Mumbai: The private equity unit of Kotak Mahindra Bank is getting set for IPOs and the sale of some portfolio firms as exit opportunities are opened up by this year’s strong market rally, a top official said.
The firm, which manages $750 million in funds and boasts a portfolio of 20 firms, is looking to take two companies public in the fiscal year beginning April 2010, Nitin Deshmukh, chief executive of Kotak’s private equity arm, told Reuters.
“We are gearing up for strategic exits, as well as some IPOs,” he said in an interview, adding four or five of the unit’s firms were drawing interest from investors.
“The exit environment has come back. Companies will look to capitalise on the FY11 projections,” said Deshmukh, who has more than 20 years’ experience in venture capital and private equity.
Firms such as IDFC and ILFS Investment Managers are also planning to exit some of their portfolio companies, after being unable to do so last year as the stock market slumped by more than half.
IDFC, for instance, is currently working on about half a dozen IPOs or full exits through trade sales.
Exit deals between January and November this year by private-equity firms through public market sales and IPOs had a total value of $1.6 billion, compared with $934 million in the corresponding 2008 period, according to Venture Intelligence, a research service focused on private equity and M&A.
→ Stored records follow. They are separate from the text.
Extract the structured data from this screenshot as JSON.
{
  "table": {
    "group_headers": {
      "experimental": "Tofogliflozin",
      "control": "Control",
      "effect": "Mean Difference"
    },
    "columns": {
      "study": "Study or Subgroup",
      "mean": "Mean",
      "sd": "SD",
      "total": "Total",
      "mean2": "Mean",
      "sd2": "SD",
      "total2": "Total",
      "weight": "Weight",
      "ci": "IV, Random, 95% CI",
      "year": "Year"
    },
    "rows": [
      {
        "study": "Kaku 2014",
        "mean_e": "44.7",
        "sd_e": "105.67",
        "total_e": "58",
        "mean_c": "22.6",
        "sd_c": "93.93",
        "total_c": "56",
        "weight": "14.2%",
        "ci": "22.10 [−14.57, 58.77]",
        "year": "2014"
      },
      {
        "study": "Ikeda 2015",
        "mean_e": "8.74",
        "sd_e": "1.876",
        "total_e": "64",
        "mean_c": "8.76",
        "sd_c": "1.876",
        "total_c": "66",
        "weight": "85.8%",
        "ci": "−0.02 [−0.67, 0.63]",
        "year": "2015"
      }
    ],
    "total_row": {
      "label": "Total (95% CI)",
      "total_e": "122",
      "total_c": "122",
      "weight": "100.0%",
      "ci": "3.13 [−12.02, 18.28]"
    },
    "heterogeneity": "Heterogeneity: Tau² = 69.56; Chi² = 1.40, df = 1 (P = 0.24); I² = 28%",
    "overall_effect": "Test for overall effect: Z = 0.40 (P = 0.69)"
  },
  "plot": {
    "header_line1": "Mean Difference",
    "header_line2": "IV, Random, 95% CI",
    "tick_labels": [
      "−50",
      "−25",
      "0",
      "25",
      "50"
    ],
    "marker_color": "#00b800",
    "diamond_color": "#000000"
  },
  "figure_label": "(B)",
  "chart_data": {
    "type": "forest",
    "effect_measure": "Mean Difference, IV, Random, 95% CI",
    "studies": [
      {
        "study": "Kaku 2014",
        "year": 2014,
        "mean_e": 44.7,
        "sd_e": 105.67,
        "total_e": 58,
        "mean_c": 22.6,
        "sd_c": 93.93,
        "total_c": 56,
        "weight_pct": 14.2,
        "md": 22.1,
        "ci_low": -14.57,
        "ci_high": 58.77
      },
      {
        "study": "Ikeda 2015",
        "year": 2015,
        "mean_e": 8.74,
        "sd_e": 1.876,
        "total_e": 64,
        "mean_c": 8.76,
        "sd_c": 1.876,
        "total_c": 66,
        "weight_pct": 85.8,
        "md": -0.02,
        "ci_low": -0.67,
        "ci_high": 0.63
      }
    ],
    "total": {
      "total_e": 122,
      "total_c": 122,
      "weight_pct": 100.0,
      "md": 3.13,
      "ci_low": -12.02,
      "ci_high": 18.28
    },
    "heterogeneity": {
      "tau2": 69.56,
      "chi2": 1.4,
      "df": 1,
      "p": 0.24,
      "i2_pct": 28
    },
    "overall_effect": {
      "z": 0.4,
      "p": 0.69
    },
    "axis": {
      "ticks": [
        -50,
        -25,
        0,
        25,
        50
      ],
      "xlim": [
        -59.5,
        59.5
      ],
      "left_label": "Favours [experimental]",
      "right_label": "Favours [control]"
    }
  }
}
Indian corporate profits are reviving as the world economy recovers from a sharp slowdown, helping companies attract better valuations. The benchmark index has risen by three-quarters in 2009, to be among the best performing in Asia.
“Private equity activity is slowly getting back. We are seeing at least one deal a day. We will certainly see more action next year,” Deshmukh said.
Private-equity investment in India has been dropping over the past few years, with just $3.5 billion trickling in this year to 15 December, compared with $10.4 billion in full year 2008 and $13.7 billion in 2007, according to Venture Intelligence.
The year 2007 marked the final lap of a 5-year bull run that fired the country’s main stock index up six times in value.
Deshmukh said Kotak Private Equity was hoping to close at least a couple of investments in 2010, despite rising valuations.
“Private equity is challenged by buoyant capital markets, which set benchmarks on valuations, making it difficult to close deals,” Deshmukh said.
Indian companies have sold shares worth $19 billion so far this year after capital markets revived, eating into opportunities of PE firms.
Kotak will focus on companies that rely on domestic consumption, infrastructure-service providers and global manufacturing and services firms, he said.
“We will end up closing more number of deals in the next 12 to 15 months. The size will be about $20 to $30 million a deal,” he said.
Kotak Private Equity, which set up its first fund in 2005, currently manages three funds, one of which focuses on life science firms including clinical research services provider SIRO Clinpharm.
“I have led 32 transactions in the pharma and biotech space. Probably never lost a penny on any of them,” said Deshmukh, who has studied pharmaceutical technology and once worked with Indian drugmaker Cipla.
Other Kotak PE investments include India’s biggest stock bourse, the National Stock Exchange, and leading commodity exchange Multi Commodity Exchange.